更凶险的是,强行冲关极易走火入魔,一旦经脉受损、丹田动荡,日后道途将愈发艰难。
楚无忌从不做无把握之事。
他已静坐三日,冥想温养神识同时,还以《洞虚风元经》缓缓吐纳,把丹田内那一汪法力打磨到至精至纯。
第四日清晨,他缓缓睁眼。
未急着吞服灵物,他先抬手一抹,洞府内壁数道细小符光次第亮起,隔音、避尘、护神识等禁制层层启动,将此地化作铁桶。做完这一切,他才将目光落向那只贴满禁符的小玉瓶。

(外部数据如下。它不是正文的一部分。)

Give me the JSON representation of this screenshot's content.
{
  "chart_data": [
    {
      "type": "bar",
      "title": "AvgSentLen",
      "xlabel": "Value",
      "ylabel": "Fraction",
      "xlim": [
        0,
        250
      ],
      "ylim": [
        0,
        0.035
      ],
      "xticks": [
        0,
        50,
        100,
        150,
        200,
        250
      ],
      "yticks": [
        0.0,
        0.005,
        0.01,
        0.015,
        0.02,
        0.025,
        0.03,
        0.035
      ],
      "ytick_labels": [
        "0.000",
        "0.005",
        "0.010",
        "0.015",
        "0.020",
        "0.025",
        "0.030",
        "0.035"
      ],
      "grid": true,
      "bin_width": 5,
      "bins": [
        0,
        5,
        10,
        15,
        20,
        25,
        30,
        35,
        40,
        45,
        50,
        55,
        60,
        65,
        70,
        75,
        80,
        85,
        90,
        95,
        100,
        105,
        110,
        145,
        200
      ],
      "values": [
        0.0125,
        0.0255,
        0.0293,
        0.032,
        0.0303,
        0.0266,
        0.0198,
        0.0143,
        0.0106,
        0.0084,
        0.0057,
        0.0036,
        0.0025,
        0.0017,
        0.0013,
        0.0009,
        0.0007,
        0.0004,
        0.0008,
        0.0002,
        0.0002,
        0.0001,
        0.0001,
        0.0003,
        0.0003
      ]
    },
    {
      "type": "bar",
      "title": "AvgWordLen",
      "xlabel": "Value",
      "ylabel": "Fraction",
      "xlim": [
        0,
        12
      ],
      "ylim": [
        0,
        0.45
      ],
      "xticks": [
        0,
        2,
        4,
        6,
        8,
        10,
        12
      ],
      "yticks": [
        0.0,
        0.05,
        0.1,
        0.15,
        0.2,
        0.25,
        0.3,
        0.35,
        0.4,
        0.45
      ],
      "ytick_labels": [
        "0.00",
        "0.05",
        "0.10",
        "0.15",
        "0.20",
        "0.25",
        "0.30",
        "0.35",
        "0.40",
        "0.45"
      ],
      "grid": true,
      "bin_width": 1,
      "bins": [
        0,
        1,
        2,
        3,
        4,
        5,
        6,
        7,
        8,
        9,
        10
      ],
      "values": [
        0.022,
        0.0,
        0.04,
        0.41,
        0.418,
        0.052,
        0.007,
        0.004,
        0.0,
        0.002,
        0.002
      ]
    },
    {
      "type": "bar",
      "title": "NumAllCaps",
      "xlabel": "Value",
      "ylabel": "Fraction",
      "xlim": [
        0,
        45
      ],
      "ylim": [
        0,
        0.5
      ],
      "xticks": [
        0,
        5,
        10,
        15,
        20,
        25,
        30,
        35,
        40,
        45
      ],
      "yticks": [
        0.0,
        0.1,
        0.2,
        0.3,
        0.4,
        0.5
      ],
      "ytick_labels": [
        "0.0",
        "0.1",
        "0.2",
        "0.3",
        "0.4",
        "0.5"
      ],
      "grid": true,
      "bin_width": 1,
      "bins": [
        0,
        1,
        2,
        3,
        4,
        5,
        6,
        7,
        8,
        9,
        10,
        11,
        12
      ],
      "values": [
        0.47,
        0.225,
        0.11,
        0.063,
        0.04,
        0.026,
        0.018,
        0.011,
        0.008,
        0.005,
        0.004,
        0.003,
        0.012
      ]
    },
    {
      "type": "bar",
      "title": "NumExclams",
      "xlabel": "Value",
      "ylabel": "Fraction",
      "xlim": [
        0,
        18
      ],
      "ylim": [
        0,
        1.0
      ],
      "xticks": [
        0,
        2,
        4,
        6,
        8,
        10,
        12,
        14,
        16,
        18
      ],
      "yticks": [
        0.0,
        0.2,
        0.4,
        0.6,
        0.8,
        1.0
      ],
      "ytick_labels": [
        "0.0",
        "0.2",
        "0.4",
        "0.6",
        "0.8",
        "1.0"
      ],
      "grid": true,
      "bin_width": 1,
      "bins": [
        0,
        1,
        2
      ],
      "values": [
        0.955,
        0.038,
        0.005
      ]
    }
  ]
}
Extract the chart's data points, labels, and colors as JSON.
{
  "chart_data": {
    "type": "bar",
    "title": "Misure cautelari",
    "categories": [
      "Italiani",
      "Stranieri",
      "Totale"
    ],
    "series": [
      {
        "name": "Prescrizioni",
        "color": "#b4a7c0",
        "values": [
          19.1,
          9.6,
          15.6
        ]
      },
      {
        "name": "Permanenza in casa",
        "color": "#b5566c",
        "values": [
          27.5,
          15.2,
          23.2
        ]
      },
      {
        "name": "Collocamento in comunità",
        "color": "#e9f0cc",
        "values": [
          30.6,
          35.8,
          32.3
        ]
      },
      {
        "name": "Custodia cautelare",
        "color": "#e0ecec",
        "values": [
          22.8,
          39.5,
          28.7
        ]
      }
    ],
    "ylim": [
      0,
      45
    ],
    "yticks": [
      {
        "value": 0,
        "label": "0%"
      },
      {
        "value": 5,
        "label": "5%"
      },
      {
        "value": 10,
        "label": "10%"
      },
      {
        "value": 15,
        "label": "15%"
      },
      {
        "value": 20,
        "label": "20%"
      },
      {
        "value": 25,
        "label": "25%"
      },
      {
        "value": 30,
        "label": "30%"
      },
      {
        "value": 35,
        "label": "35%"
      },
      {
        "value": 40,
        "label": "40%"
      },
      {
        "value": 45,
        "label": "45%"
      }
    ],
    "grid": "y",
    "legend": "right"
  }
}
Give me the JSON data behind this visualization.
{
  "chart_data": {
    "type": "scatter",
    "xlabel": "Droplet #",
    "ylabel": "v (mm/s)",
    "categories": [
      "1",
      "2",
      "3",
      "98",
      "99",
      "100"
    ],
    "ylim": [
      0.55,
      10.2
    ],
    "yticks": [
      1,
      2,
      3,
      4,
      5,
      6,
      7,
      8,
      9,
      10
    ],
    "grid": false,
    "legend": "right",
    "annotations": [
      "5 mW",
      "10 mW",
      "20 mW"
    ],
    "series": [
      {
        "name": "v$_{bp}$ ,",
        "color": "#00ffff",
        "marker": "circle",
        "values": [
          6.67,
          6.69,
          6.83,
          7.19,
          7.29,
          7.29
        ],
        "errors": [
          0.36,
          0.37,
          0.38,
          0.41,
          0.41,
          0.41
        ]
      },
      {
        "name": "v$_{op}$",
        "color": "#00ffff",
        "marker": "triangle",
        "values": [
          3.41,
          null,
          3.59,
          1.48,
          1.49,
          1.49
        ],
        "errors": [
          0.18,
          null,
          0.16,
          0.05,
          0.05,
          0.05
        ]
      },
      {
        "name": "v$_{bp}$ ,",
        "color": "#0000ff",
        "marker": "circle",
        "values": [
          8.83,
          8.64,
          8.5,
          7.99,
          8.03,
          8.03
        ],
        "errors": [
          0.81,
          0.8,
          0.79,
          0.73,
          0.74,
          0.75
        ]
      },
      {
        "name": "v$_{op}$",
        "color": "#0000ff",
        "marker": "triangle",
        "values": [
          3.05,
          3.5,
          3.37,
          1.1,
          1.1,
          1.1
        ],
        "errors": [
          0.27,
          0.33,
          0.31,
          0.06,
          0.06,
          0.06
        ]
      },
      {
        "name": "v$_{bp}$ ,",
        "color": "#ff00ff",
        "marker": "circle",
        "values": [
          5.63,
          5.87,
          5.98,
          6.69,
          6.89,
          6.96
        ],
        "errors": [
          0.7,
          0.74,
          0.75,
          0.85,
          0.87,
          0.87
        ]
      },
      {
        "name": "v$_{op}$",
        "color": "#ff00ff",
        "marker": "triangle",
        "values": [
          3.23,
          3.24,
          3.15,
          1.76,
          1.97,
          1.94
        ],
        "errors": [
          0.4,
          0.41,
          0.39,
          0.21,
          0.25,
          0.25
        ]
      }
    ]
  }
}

禁符一张张揭下,瓶口微启,一缕极淡的清香便透出,香气仿佛能涤荡心神尘埃。
灵髓液。
八年积攒,日积月累下来,即便平日炼制润元散时也有所消耗,终究还是攒下了三滴灵髓液。
当初润元散初成之时,楚无忌便察觉,若在药散中加重灵髓液的比例,其药力之精纯、推力之绵长,竟足以用来撬动筑基期的小瓶颈。是以这三滴,他一直刻意留存,专为今日冲破筑基中期关隘而留。
楚无忌取出一枚玉匙,轻轻点出一滴灵髓液,滴落在早已准备好的玉盘上。
紧接着,他又取润元散,取其最细的一撮,像撒盐一般洒在那滴灵髓液旁边。
润元散遇灵髓液便像活了一样,细粉迅速润开,化作一小团极淡的乳白色药膏,香气不烈,反而温润。
楚无忌没有多看,抬指一弹,那团药膏便化作细丝,没入他口中。
药力入腹的一瞬间,他丹田微微一热,随即如温泉涌入经脉,缓慢却绵长,不冲不撞,反倒将经脉里那些细微的滞涩一寸寸抚平。
他随后闭目掐诀。
《洞虚风元经》悄然运转,法力如被无形大手梳理,层层叠叠向丹田中心归拢。
筑基初期的法力汪洋,此刻不再扩散,而是被压入更小、更坚的容器之中。
第一轮压缩,顺畅无阻。
第二轮时,丹田壁传来隐隐反弹,如弹性薄膜抵抗,法力越凝实,那层膜便越紧绷。